I love your little Hitty. I have carved several and collected some, too. I have also made it from cloth. Hitty is 6 1/4 inches tall. You could make a cloth one--you are such a wonderful painter, I know it would be great!

One of the premier art doll makers, Pam Hastings, started making and selling EFA dolls in the 60's, I bought some of her dolls from that era when she moved out to WA a few years ago. She has evolved and written many books including one on art paper dolls.

FYI, there was maker of EFA dolls who worked in felt. Her name was Ruth Geiser and I have one of her dolls. The felt is wool--and the dolls pilled, of course. Try a blended wool that is part synthetic.

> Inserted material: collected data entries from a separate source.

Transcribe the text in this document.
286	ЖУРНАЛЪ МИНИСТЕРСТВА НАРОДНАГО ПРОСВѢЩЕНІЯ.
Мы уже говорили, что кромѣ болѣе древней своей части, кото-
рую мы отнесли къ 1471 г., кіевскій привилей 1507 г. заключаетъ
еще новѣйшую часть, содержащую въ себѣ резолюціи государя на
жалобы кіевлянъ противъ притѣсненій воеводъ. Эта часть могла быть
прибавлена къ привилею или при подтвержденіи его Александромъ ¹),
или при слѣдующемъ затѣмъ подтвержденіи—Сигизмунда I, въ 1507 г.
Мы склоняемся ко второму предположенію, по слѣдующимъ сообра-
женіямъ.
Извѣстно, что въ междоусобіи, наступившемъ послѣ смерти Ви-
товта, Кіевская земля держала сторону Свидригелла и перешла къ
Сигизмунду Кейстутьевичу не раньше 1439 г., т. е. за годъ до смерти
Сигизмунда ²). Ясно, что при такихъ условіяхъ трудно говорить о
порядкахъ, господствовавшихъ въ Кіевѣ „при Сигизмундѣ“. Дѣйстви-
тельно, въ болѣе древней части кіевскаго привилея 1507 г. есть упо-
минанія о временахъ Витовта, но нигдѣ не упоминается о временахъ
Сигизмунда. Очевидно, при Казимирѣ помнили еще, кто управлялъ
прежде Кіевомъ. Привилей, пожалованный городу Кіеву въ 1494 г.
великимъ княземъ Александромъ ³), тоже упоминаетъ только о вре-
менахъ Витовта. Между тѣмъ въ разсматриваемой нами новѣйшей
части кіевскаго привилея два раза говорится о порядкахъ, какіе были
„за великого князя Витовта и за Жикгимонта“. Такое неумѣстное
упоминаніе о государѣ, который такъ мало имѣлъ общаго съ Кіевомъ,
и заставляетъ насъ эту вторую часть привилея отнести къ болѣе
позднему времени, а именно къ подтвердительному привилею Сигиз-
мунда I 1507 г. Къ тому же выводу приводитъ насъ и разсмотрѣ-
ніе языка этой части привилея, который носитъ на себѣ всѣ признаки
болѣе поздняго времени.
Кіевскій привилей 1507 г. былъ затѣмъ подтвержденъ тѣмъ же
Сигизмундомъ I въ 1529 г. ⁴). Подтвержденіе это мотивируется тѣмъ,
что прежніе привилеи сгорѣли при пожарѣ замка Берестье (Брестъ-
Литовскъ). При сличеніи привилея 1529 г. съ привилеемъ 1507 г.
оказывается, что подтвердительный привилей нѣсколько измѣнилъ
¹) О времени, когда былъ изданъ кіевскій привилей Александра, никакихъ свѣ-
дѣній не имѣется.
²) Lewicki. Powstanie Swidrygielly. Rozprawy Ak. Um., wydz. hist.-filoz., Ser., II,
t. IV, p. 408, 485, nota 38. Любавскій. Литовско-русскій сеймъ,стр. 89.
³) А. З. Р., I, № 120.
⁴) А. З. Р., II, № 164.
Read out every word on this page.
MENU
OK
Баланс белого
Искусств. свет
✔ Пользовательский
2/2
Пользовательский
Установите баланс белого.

Have fun as you explore making dolls. I am ready to make some myself after the holidays!

Atticbabys said...

Hello Molly! I dropped by to thank you for your sweet words on my blog and am so happy to see you are rediscovering your doll making skills! Those dolls pictured are adorable and I especially like the Hitty! What an incredible job! Keep us posted!

Dixie Sargent Redmond said...

Molly Jean - I smiled at the "serious art student" line. I have had the same experience, as I went to art school with the intentions of being a "serious painter". And actually I am. But I also enjoy just making stuff - and folk art is a real joy for me. :-)

I love the little dolls you are making. There's something wonderful about making a small doll.


Jackie said...

Hi Molly Jean. How lovely to hear from you on my blog. I can't reply directly but I'm glad I came here to see the pattern i had too. I made many Hollie Hobby dolls in the early seventies and was delighted with the pattern. I stuffed it firmly and mine had boots instead of shoes. I wonder what I did with the pattern?